Rumour has it that our whites are better than our reds. Is that true? If so, why?
As red wine lovers, yes, sadly this is a sore point. However, that’s not to say that there aren’t decent red wines out there. We’ve had several and when they’re good they really are! But we just don’t have a consistent climate for red grape growing. It doesn’t get warm enough for long enough and so red wines come along on only the best years. That same climate on the other hand allows our white varieties to excel, particularly with sparkling wines since you want the fruit slightly under ripe.
But… things are changing and with ongoing experimentation the future is going to get red’er… probably.
Is global warming helping local vineyards to flourish?
There’s no doubt it’s playing a key role. Our summers are warmer, longer and dryer, making the challenge of growing high-quality fruit here easier. Furthermore, though it probably doesn’t feel it, our winters are getting milder and shorter.
The long-term issue with global warming though is not so simple as better summers etc… it brings the higher risk of extreme events such as sudden cold spots, heat waves and hailstorms. So, although it gives us greater grape growing climate with one hand there is the growing risk of freak damaging weather events looming as we’re discovering to our cost globally.
What happens when we get a cold, wet summer?
Ooo this could be a long dull answer but in short…not good. It’s an ever-present risk being this far north and not much can be done.
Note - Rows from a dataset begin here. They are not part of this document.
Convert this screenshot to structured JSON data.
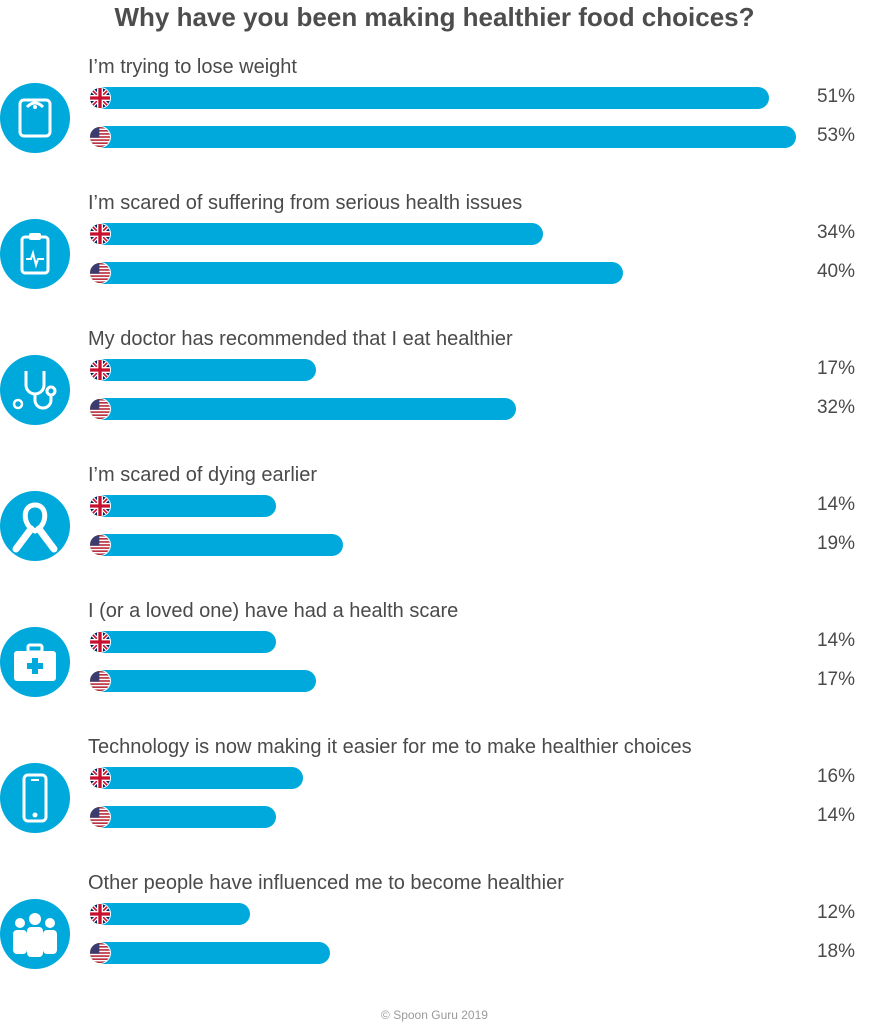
{
  "title": "Why have you been making healthier food choices?",
  "footer": "© Spoon Guru 2019",
  "colors": {
    "bar": "#00a9dc",
    "icon_bg": "#00a9dc",
    "text": "#4a4a4a"
  },
  "chart_data": {
    "type": "bar",
    "orientation": "horizontal",
    "title": "Why have you been making healthier food choices?",
    "unit": "%",
    "xlim": [
      0,
      53
    ],
    "categories": [
      "I’m trying to lose weight",
      "I’m scared of suffering from serious health issues",
      "My doctor has recommended that I eat healthier",
      "I’m scared of dying earlier",
      "I (or a loved one) have had a health scare",
      "Technology is now making it easier for me to make healthier choices",
      "Other people have influenced me to become healthier"
    ],
    "icons": [
      "scale-icon",
      "clipboard-heartbeat-icon",
      "stethoscope-icon",
      "ribbon-icon",
      "first-aid-kit-icon",
      "smartphone-icon",
      "people-group-icon"
    ],
    "series": [
      {
        "name": "UK",
        "flag": "uk-flag-icon",
        "values": [
          51,
          34,
          17,
          14,
          14,
          16,
          12
        ],
        "labels": [
          "51%",
          "34%",
          "17%",
          "14%",
          "14%",
          "16%",
          "12%"
        ]
      },
      {
        "name": "US",
        "flag": "us-flag-icon",
        "values": [
          53,
          40,
          32,
          19,
          17,
          14,
          18
        ],
        "labels": [
          "53%",
          "40%",
          "32%",
          "19%",
          "17%",
          "14%",
          "18%"
        ]
      }
    ]
  }
}
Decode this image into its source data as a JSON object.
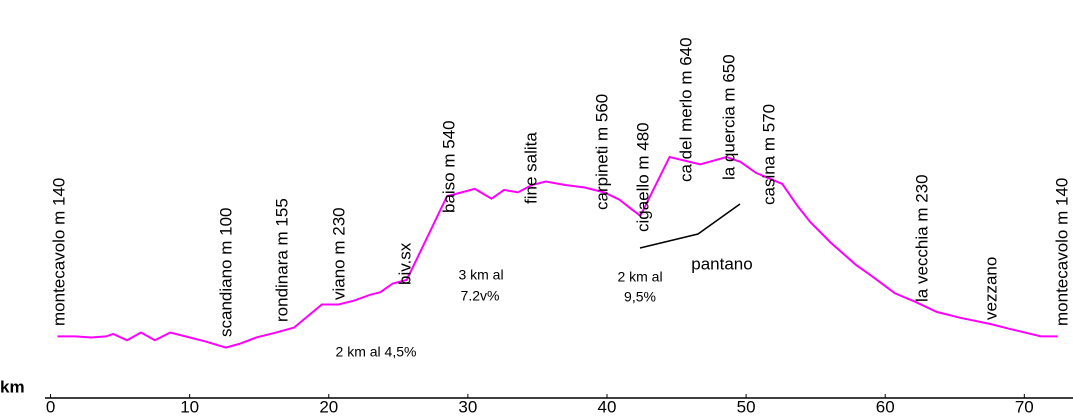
{
  "chart_data": {
    "type": "line",
    "x_label": "km",
    "xlim": [
      -0.4,
      73.5
    ],
    "xticks": [
      0,
      10,
      20,
      30,
      40,
      50,
      60,
      70
    ],
    "ylim": [
      -90,
      1100
    ],
    "series": [
      {
        "color": "#ff00ff",
        "x": [
          0.5,
          1.8,
          2.9,
          4.0,
          4.5,
          5.5,
          6.5,
          7.5,
          8.6,
          9.7,
          11.1,
          12.6,
          13.6,
          14.8,
          16.2,
          17.5,
          19.5,
          20.7,
          21.8,
          23.0,
          23.7,
          24.6,
          25.6,
          28.5,
          30.5,
          31.7,
          32.6,
          33.6,
          34.6,
          35.6,
          37.0,
          38.4,
          39.8,
          40.9,
          41.8,
          42.4,
          44.5,
          46.7,
          48.6,
          49.6,
          50.7,
          52.6,
          53.7,
          54.6,
          56.1,
          57.9,
          58.9,
          60.7,
          62.2,
          63.7,
          65.4,
          67.6,
          69.0,
          71.2,
          72.4
        ],
        "values": [
          140,
          140,
          137,
          140,
          147,
          129,
          151,
          129,
          151,
          140,
          126,
          108,
          119,
          137,
          151,
          165,
          231,
          231,
          242,
          259,
          266,
          291,
          301,
          540,
          561,
          533,
          558,
          551,
          572,
          582,
          572,
          565,
          551,
          530,
          502,
          484,
          652,
          631,
          652,
          638,
          607,
          575,
          512,
          467,
          407,
          344,
          316,
          263,
          238,
          210,
          193,
          175,
          161,
          140,
          140
        ]
      }
    ],
    "place_labels": [
      "montecavolo m 140",
      "scandiano  m 100",
      "rondinara m 155",
      "viano m 230",
      "biv.sx",
      "baiso m 540",
      "fine salita",
      "carpineti m 560",
      "cigaello m 480",
      "ca del merlo m 640",
      "la quercia m 650",
      "casina m 570",
      "la vecchia m 230",
      "vezzano",
      "montecavolo m 140"
    ],
    "annotations": [
      "2 km al 4,5%",
      "3 km al",
      "7.2v%",
      "2  km al",
      "9,5%",
      "pantano"
    ]
  }
}
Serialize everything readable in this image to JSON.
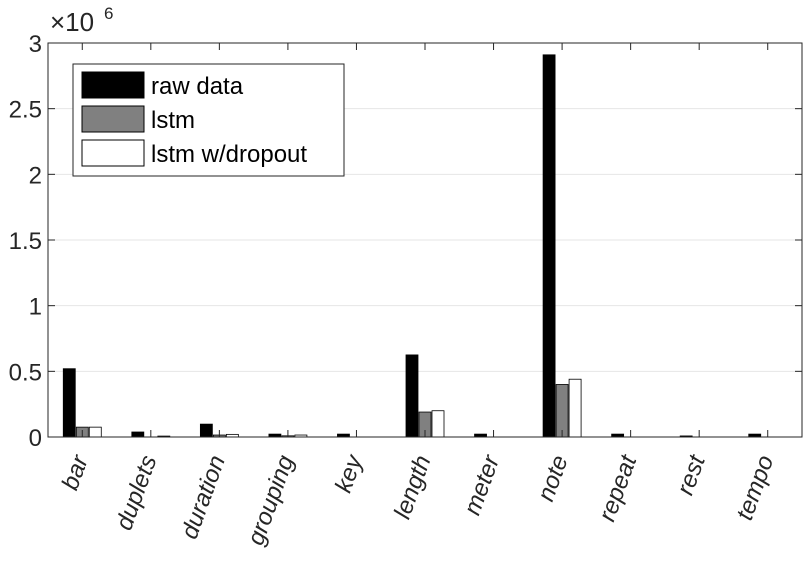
{
  "chart_data": {
    "type": "bar",
    "categories": [
      "bar",
      "duplets",
      "duration",
      "grouping",
      "key",
      "length",
      "meter",
      "note",
      "repeat",
      "rest",
      "tempo"
    ],
    "series": [
      {
        "name": "raw data",
        "color": "#000000",
        "values": [
          520000,
          38000,
          98000,
          22000,
          22000,
          625000,
          22000,
          2910000,
          22000,
          8000,
          22000
        ]
      },
      {
        "name": "lstm",
        "color": "#808080",
        "values": [
          75000,
          0,
          15000,
          9000,
          0,
          190000,
          0,
          400000,
          0,
          0,
          0
        ]
      },
      {
        "name": "lstm w/dropout",
        "color": "#ffffff",
        "values": [
          75000,
          7000,
          20000,
          15000,
          0,
          200000,
          0,
          440000,
          0,
          0,
          0
        ]
      }
    ],
    "yaxis": {
      "ylim": [
        0,
        3000000
      ],
      "ticks": [
        0,
        500000,
        1000000,
        1500000,
        2000000,
        2500000,
        3000000
      ],
      "tick_labels": [
        "0",
        "0.5",
        "1",
        "1.5",
        "2",
        "2.5",
        "3"
      ],
      "exponent_base": "×10",
      "exponent_power": "6"
    },
    "grid": "horizontal",
    "legend_position": "top-left"
  }
}
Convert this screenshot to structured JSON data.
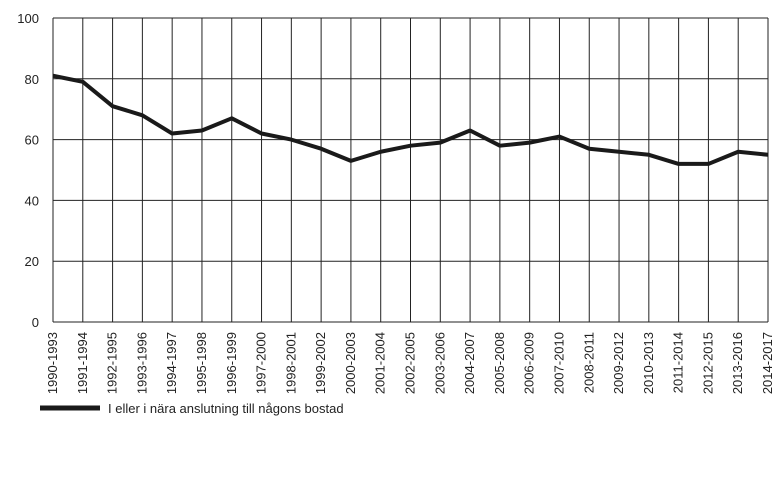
{
  "chart_data": {
    "type": "line",
    "categories": [
      "1990-1993",
      "1991-1994",
      "1992-1995",
      "1993-1996",
      "1994-1997",
      "1995-1998",
      "1996-1999",
      "1997-2000",
      "1998-2001",
      "1999-2002",
      "2000-2003",
      "2001-2004",
      "2002-2005",
      "2003-2006",
      "2004-2007",
      "2005-2008",
      "2006-2009",
      "2007-2010",
      "2008-2011",
      "2009-2012",
      "2010-2013",
      "2011-2014",
      "2012-2015",
      "2013-2016",
      "2014-2017"
    ],
    "series": [
      {
        "name": "I eller i nära anslutning till någons bostad",
        "color": "#1a1a1a",
        "values": [
          81,
          79,
          71,
          68,
          62,
          63,
          67,
          62,
          60,
          57,
          53,
          56,
          58,
          59,
          63,
          58,
          59,
          61,
          57,
          56,
          55,
          52,
          52,
          56,
          55
        ]
      }
    ],
    "ylim": [
      0,
      100
    ],
    "yticks": [
      0,
      20,
      40,
      60,
      80,
      100
    ],
    "grid": true,
    "legend": "bottom"
  }
}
Statistically 1 out of every 10 growing years is going to be a bit rough, with fruit that can’t ripen, disease and mould issues and lack of fruit can wreck wine makers nerves.
But there’s something so British and resilient about knowing that the grapes survived against the odds and became fantastic wine on the frontline of the grape growing world.
Why is English wine seemingly so much more expensive that continental, Australian and South African wine?
We answer this one often and it needs some perspective. English wine is a product of finesse, it takes a lot of time and effort, at least 3 years for sparkling before getting anything back for all that growing and making. Add to that expensive land, labour, marketing, packaging and taxes on top.
For our money though if you wanted something special then your money couldn’t be better spent. For comparisons sake you’d struggle to buy a champagne of similar quality for twice the money. Would you think twice about spending £30-40 on a bottle of great champagne?
In any case, we’re not saying anything that begins with B but shouldn’t we all be focused on supporting local?
To the casual observer there seems a lot of pretentiousness surrounding wine. All this talk of notes, whatever they are. Is that fair?
This is true, and at the end of the day pretentious, just a matter of enjoyment, after all hipsters love to get their note seeking noses deep in craft beers.*_
For us though, wine has one important purpose and that is to make us happy. We maintain that our experiences are all about leaving all of that behind, a good wine should start and end with a smile, all else is subjective opinion.
We allow our guests to guide us on what level they want to get into it. Every product made by man with love and care leaves objective clues as to its genesis, a glass of wine offers a story of 365 days. If our guests want to get into this specialism then we love to… and the wine makers really dig it too!